O Orkut, que celebraria 20 anos de geração nesta quarta-feira (24), apresentou aos brasileiros a face obscura das redes sociais massificadas, com pornografia infantil, violência do dedo e extremismo político.
O maior escândalo na rede social, lançada em 24 de janeiro de 2004 e encerrada oficialmente em maio de 2014, no Brasil foi desencadeado por uma denúncia do presidente da Safernet Brasil, Thiago Tavares, ao Ministério Público Federalista (MPF) de São Paulo. Isso foi em fevereiro de 2006.
O incidente mostrou a resistência do possessor da plataforma, o Google, em colaborar com as autoridades brasileiras e envolveu denúncias por preterição diante de crimes uma vez que racismo e pedofilia.
A empresa ficou conhecida nos anos 2000 por não cooperar com a Justiça brasileira, de conciliação com o colunista da Folha Ronaldo Lemos. Procurado pela reportagem, o Google não quis comentar o caso.

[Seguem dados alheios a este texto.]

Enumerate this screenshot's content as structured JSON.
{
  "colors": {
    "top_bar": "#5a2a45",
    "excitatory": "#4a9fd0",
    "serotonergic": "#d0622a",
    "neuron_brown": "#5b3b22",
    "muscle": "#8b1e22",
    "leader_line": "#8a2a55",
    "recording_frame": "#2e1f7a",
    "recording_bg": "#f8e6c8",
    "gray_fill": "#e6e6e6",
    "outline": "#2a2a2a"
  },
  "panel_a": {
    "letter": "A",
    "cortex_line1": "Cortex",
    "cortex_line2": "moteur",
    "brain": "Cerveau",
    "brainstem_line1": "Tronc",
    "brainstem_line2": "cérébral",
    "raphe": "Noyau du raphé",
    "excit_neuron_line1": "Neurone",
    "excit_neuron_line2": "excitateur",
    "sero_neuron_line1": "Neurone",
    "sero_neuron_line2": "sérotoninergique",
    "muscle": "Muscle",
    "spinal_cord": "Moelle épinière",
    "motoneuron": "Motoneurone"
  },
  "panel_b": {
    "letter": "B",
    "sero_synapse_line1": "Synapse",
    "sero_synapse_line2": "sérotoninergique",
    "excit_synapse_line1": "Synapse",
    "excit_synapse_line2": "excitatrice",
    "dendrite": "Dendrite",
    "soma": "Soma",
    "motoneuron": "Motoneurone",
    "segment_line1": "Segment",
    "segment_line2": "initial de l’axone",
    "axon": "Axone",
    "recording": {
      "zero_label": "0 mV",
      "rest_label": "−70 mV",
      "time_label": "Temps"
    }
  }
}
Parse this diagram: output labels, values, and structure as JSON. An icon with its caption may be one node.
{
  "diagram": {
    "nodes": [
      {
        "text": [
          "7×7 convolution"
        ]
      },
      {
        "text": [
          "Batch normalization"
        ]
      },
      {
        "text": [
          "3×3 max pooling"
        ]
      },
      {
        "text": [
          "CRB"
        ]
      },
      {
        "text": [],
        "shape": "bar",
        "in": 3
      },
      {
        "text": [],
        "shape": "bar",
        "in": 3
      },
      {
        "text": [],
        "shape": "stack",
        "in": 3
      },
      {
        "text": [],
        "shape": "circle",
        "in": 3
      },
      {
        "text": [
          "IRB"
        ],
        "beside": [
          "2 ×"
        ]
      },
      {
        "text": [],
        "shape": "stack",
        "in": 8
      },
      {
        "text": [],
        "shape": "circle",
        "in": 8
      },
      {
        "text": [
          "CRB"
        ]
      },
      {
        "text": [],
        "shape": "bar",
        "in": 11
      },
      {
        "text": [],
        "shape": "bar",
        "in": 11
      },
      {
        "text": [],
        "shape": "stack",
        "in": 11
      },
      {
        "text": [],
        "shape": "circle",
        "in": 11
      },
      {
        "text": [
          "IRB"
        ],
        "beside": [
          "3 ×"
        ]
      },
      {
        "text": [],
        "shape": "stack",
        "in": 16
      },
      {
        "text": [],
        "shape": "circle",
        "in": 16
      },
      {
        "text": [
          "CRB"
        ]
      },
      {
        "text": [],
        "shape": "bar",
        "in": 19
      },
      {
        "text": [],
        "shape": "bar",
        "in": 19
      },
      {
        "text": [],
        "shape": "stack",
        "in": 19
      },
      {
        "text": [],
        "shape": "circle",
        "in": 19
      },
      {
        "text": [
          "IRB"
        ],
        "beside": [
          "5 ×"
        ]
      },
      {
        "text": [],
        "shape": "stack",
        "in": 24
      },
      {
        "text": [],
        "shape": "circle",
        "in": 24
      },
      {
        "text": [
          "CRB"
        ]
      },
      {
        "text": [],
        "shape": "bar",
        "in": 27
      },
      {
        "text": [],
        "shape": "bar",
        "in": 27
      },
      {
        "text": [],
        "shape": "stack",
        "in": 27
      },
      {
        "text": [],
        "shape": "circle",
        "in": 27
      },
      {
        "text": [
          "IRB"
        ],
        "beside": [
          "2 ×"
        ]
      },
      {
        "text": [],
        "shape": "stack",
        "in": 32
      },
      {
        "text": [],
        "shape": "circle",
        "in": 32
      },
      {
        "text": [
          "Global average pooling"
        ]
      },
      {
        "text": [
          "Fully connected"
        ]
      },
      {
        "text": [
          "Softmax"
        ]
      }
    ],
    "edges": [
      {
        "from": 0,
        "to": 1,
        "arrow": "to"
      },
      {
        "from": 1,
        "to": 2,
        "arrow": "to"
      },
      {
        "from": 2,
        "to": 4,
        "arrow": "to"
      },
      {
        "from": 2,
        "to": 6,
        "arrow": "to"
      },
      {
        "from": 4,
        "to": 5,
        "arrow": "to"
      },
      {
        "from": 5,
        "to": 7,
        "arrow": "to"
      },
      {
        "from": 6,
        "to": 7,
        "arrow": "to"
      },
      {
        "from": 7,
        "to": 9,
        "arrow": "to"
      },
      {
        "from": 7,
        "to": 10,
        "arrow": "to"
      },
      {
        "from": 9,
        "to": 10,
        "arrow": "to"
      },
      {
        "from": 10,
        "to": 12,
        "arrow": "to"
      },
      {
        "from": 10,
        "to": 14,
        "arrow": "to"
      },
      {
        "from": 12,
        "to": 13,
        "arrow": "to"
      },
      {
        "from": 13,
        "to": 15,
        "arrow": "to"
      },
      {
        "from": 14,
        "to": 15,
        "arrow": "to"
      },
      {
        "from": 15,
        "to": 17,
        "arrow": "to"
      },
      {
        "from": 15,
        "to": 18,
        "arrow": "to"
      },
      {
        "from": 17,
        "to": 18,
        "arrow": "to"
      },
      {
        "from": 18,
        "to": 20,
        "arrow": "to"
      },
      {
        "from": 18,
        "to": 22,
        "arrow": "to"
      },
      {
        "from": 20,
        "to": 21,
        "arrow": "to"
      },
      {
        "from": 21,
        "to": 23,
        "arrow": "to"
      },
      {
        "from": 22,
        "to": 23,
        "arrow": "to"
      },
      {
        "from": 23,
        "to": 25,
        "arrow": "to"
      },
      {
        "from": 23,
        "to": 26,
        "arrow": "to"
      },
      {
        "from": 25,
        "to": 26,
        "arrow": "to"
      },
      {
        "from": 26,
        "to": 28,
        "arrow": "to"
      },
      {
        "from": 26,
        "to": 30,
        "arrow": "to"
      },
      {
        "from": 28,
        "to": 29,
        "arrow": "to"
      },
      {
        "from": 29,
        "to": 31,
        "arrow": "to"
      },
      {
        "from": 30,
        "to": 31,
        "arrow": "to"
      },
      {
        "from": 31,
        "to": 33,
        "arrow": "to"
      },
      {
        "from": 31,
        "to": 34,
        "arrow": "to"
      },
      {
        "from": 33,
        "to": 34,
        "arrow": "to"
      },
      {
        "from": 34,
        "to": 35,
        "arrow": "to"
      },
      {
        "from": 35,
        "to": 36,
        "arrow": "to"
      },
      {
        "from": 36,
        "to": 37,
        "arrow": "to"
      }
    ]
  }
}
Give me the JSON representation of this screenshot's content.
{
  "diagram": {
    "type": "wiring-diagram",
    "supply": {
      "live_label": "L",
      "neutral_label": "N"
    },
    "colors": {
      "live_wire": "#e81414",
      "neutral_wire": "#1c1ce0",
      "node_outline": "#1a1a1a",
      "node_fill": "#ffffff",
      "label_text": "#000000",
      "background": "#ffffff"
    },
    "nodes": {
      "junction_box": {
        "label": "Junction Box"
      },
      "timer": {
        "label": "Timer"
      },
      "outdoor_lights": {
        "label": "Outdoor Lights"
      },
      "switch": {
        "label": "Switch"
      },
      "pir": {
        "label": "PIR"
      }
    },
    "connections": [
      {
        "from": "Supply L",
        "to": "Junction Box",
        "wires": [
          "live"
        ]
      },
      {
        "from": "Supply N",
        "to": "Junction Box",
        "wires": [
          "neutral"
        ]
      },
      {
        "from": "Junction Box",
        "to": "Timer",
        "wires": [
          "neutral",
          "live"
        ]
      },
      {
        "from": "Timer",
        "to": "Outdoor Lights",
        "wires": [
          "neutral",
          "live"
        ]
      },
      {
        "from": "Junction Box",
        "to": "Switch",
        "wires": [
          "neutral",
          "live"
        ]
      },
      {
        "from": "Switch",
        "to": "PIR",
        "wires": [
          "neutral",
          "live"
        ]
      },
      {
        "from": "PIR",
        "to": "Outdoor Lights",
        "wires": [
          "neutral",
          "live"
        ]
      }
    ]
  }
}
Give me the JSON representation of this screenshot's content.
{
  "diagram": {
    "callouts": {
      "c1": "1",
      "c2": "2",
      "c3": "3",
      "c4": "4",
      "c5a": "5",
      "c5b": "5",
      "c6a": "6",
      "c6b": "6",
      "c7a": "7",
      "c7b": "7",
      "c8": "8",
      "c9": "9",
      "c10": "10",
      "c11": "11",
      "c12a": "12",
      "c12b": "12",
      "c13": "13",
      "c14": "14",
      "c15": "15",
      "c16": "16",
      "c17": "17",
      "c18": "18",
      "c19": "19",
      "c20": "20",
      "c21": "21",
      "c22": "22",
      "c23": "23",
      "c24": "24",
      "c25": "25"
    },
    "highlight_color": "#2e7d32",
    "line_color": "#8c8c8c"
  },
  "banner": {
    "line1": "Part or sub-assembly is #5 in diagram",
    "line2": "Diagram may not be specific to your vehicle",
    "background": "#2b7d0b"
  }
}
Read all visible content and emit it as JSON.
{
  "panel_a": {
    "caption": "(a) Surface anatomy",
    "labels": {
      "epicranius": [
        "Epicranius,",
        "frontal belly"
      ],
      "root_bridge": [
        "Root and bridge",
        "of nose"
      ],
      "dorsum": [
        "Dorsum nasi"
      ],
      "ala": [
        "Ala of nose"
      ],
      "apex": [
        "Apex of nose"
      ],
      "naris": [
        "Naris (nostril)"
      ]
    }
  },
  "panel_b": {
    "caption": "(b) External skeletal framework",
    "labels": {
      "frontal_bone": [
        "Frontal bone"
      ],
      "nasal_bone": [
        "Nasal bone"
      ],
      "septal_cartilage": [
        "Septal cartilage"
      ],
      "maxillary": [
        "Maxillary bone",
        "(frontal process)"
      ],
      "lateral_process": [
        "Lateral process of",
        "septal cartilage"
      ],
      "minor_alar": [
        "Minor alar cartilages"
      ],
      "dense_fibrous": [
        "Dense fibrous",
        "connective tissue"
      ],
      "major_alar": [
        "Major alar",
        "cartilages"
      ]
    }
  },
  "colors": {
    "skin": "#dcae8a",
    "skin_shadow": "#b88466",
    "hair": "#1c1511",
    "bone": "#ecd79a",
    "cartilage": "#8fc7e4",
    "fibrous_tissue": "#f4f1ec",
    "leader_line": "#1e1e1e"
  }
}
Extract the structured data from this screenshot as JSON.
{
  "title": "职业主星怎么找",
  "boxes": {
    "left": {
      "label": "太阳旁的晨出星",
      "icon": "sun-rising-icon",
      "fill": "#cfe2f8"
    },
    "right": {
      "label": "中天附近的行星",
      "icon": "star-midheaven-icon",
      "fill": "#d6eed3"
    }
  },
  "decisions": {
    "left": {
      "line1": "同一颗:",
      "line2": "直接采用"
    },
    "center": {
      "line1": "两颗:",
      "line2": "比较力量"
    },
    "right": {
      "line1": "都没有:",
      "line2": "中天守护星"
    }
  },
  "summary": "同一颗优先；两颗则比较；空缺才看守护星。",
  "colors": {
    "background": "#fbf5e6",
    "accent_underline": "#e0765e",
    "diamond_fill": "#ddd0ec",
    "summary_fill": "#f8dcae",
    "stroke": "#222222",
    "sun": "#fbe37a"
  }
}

O dossiê de 130 páginas entregue por Tavares ao MPF continha 1.345 denúncias de pornografia infantil na rede social, recebidas a partir de uma traço anônima entre 13 de maio de 2005 e 30 de novembro do mesmo ano.
O material levou o Ministério Público a ajuizar a primeira ação social pública (ACP) contra o Google Brasil, em 22 de agosto de 2006, com um pedido de R$ 130 milhões de indenização por danos morais coletivos em agosto de 2006.
Os procuradores pediam na ACP aproximação aos dados dos criadores dos perfis e comunidades criminosas para a identificação dos usuários brasileiros do serviço do Google que divulgavam “imagens chocantes de pornografia infantil” (nas quais apareciam crianças menores de 5 anos fazendo sexo com adultos) e manifestações de ódio contra negros, judeus, nordestinos, homossexuais e outros grupos discriminados.
Há era, porém, o Google se negava a compartilhar dados com as autoridades brasileiras. Havia, entre 2004 e agosto de 2006, 52 pedidos de quebra de sigilo do MPF em curso, 38 aceitos pela Justiça e todos ignorados pela sede brasileira do provedor.
Segundo material da Folha de 23 de agosto de 2006, a Google Brasil havia dito à Justiça que não tinha uma vez que fornecer as informações porque somente a sede da empresa nos EUA, a Google Inc., detinha controle sobre os dados.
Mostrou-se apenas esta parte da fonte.